5. Cost to Do Business
Gross Sales – Net Income
Gross Sales of $2,250,000 and net income of $100,000 is the same as $1.00 – $0.04 = $0.96 or your cost to do business on every dollar sold. Put another way, you spent $2,150,000 chasing after the $100,000 you earned from the $2,250,000 in Gross Sales. Put another way, every cent you don’t spend is a penny that drops straight to your bottom-line.
6. Average Net Proft per Manager
Net Profit / # of Full-time Managers
A company earning $100,000 in Net Profit is averaging $20,000 in bottom-line profits through the work of its 5 managers is going to struggle against a company earning the same amount with fewer managers. This is because the more managers you have on your payroll, the higher the risk of bureaucracy and employee frustration when you have more bosses than workers.
7. Owners’ Compensation Ratio
Total Owner’s Compensation / Net Income
A ratio of 0.3 means that for every dollar of Net Income, the owner is paying themselves $0.30 of each profit dollar after everyone else has been paid. Put another way, the owner is holding onto $0.01 for every $1.00 sold and collected.

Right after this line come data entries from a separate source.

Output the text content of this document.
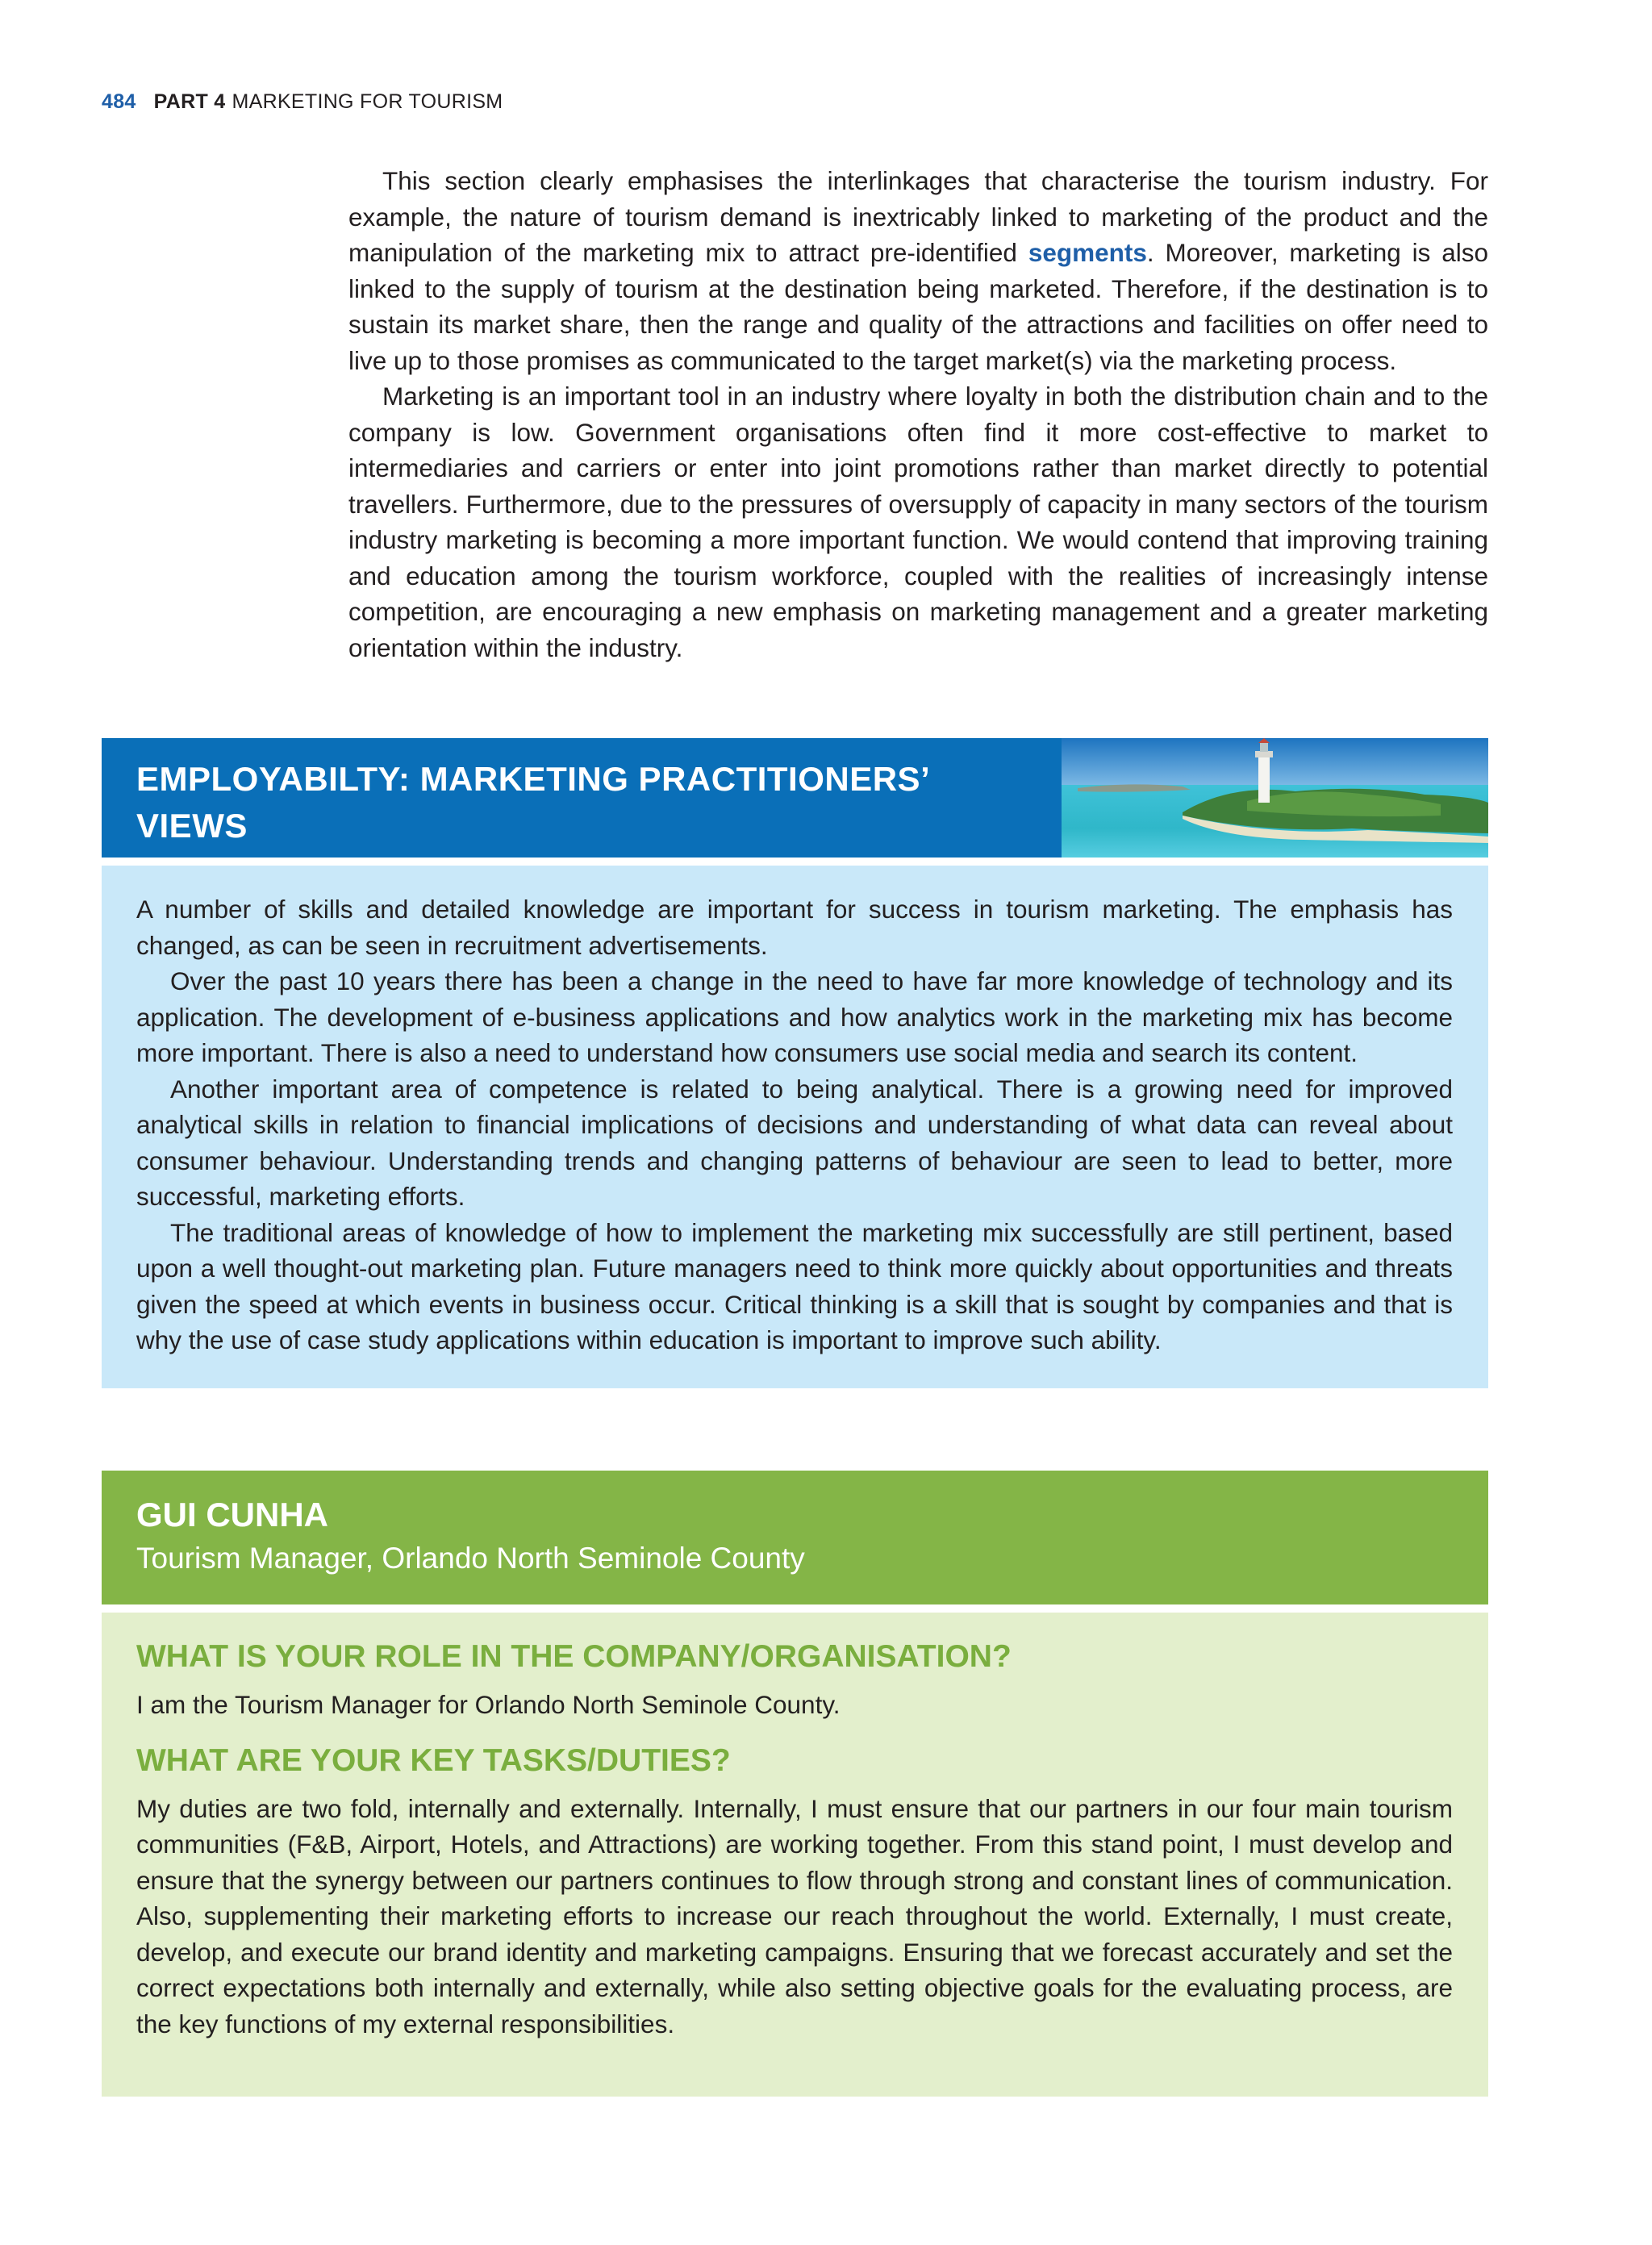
484 PART 4 MARKETING FOR TOURISM

This section clearly emphasises the interlinkages that characterise the tourism industry. For example, the nature of tourism demand is inextricably linked to marketing of the product and the manipulation of the marketing mix to attract pre-identified segments. Moreover, marketing is also linked to the supply of tourism at the destination being marketed. Therefore, if the destination is to sustain its market share, then the range and quality of the attractions and facilities on offer need to live up to those promises as communicated to the target market(s) via the marketing process.

Marketing is an important tool in an industry where loyalty in both the distribution chain and to the company is low. Government organisations often find it more cost-effective to market to intermediaries and carriers or enter into joint promotions rather than market directly to potential travellers. Furthermore, due to the pressures of oversupply of capacity in many sectors of the tourism industry marketing is becoming a more important function. We would contend that improving training and education among the tourism workforce, coupled with the realities of increasingly intense competition, are encouraging a new emphasis on marketing management and a greater marketing orientation within the industry.

EMPLOYABILTY: MARKETING PRACTITIONERS’
VIEWS

A number of skills and detailed knowledge are important for success in tourism marketing. The emphasis has changed, as can be seen in recruitment advertisements.

Over the past 10 years there has been a change in the need to have far more knowledge of technology and its application. The development of e-business applications and how analytics work in the marketing mix has become more important. There is also a need to understand how consumers use social media and search its content.

Another important area of competence is related to being analytical. There is a growing need for improved analytical skills in relation to financial implications of decisions and understanding of what data can reveal about consumer behaviour. Understanding trends and changing patterns of behaviour are seen to lead to better, more successful, marketing efforts.

The traditional areas of knowledge of how to implement the marketing mix successfully are still pertinent, based upon a well thought-out marketing plan. Future managers need to think more quickly about opportunities and threats given the speed at which events in business occur. Critical thinking is a skill that is sought by companies and that is why the use of case study applications within education is important to improve such ability.

GUI CUNHA
Tourism Manager, Orlando North Seminole County
WHAT IS YOUR ROLE IN THE COMPANY/ORGANISATION?

I am the Tourism Manager for Orlando North Seminole County.

WHAT ARE YOUR KEY TASKS/DUTIES?

My duties are two fold, internally and externally. Internally, I must ensure that our partners in our four main tourism communities (F&B, Airport, Hotels, and Attractions) are working together. From this stand point, I must develop and ensure that the synergy between our partners continues to flow through strong and constant lines of communication. Also, supplementing their marketing efforts to increase our reach throughout the world. Externally, I must create, develop, and execute our brand identity and marketing campaigns. Ensuring that we forecast accurately and set the correct expectations both internally and externally, while also setting objective goals for the evaluating process, are the key functions of my external responsibilities.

8. New Investment Validation Calculation
Planned Spend / Net Profit Margin
A planned investment with a cost of $50,000 and a 10% targeted Return on that Investment. I.e., you have a goal of earning 10% in Net Income from Net Sales. The sales value of that investment is $500,000 ( $50,000 / 0.10 = $500,000). This means you will need to generate $500,000 in sales to return your $50,000 investment. The core question is, how long will it take to generate the $500,000 in sales?
When you can do the math for any area of your business, you can change the results for that area by changing the inputs used in its equation.